The hype for this book came mostly from book twitter, which was great to see. No epic marketing juggernaut, no having it shoved down my throat every time I breathed in the direction of a Waterstones.

But I still felt a slight disconnect when I finally got my hands on Sorrow myself.

It wasn’t that it wasn’t fabulous – because it was. It wasn’t that it didn’t deserve the praise being lavished on it – because it did. It was a twisting, turning, suspense-driven political narrative with truly diabolical villains.

Yet it wasn’t what I thought I was getting based on early reviews.

I didn’t understand that what I was getting my hands on was a tense political drama. I was expecting a more traditional fantasy narrative in the style of Sin Eater’s Daughter, and so I felt like the first sixty pages was just me being thoroughly confused by what was going on.

In fairness, A Twist then happens and it feels like the whole story slots in to place, and as a reader I felt like I knew what I was dealing with. I just felt like the story itself, which I adored, wasn’t the story that was hyped to me, and so my experience fell slightly short.

It’s a cracking read though, and if you haven’t read it I suggest you do. I can’t wait for the second one!

All About The Hype: 7/10

Hyped Release #4: Children Of Blood and Bone

I love a fantasy story. I love it even more when it’s set in a different world with different magical systems and when I read the blurb for this I went and pre-ordered it.

It was also exciting because this is Tomi Adeyemi’s debut novel, and to have the marketing juggernaut behind a debut fantasy novel by a WOC was fantastic to see.

But again, I felt like my reading of this book was harmed by the juggernaut’s powering through all my social media feeds.
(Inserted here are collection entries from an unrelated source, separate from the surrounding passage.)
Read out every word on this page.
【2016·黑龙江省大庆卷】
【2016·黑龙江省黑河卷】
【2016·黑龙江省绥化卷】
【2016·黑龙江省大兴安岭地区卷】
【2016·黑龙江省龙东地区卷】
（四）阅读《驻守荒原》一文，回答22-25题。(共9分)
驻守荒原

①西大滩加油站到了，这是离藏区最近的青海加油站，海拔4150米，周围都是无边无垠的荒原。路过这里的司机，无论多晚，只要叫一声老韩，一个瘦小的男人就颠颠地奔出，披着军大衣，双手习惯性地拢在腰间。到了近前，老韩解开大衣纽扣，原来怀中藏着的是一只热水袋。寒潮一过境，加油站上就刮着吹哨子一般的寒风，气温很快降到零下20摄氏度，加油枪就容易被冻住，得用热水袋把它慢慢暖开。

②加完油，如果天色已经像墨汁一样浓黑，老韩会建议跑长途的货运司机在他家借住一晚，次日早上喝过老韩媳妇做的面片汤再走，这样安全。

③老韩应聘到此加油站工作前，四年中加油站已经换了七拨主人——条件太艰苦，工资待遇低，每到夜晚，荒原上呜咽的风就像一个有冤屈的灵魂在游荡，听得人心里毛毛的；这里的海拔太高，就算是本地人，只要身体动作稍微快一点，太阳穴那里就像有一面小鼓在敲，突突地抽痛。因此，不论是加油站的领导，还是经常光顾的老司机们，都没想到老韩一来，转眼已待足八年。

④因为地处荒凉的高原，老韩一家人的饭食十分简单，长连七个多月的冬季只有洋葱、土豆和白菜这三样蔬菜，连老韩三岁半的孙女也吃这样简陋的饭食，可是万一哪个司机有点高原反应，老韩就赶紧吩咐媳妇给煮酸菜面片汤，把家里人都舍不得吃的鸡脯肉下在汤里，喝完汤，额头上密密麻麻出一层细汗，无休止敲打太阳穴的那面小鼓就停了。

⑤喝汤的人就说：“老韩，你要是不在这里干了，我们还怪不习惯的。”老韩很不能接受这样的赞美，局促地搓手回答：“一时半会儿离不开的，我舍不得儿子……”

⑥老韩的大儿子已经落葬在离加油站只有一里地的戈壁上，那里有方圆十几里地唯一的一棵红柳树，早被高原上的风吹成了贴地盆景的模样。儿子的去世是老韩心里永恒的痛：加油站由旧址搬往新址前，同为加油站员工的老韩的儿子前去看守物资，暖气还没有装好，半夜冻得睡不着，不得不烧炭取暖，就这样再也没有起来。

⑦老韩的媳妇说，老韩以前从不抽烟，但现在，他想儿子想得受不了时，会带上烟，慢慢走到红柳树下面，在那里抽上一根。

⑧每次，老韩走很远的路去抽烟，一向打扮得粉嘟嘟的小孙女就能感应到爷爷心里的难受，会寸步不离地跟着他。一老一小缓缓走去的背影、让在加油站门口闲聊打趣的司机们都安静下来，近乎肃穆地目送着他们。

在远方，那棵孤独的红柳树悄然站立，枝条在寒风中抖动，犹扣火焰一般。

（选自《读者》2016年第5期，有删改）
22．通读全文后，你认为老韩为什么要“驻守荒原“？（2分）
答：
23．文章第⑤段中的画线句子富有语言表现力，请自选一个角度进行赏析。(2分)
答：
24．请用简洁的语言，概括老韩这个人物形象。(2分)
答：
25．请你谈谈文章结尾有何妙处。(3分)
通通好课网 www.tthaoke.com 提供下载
Everyone was raving about it, publishing houses were on twitter losing their heads over how brilliant it was, and I was expecting it to be a mind-blowingly good book.

Yet for me, it wasn’t.

Don’t get me wrong – I thought it was a great book. I enjoyed reading it and the characters were interesting and I really want the next book to find out what happens to them.

But it’s not the greatest fantasy book I’ve ever read. And the way the hype talked, you’d have thought it would be.

And I don’t think it’s fair that a great book might not leave the reader feeling as amazing as it could, just because the hype has got a bit too much. I felt like as an experience reading it, the hype did this book a disservice by just not knowing when to rein it in.

All About The Hype: 7/10

So, I guess what I’m trying to say is – hype is all well and good, and it’s great that books, especially like Children Of Blood And Bone, are getting the marketing madness because historically that’s definitely not been the case.

I just hope that in the future I can keep my eyes on book twitter’s recommendations and people’s blog posts, without letting marketing cloud my judgement too much.

What books have you read that you felt were over-hyped? Are there any you think should have been hyped that haven’t got the press? Let me know in the comments!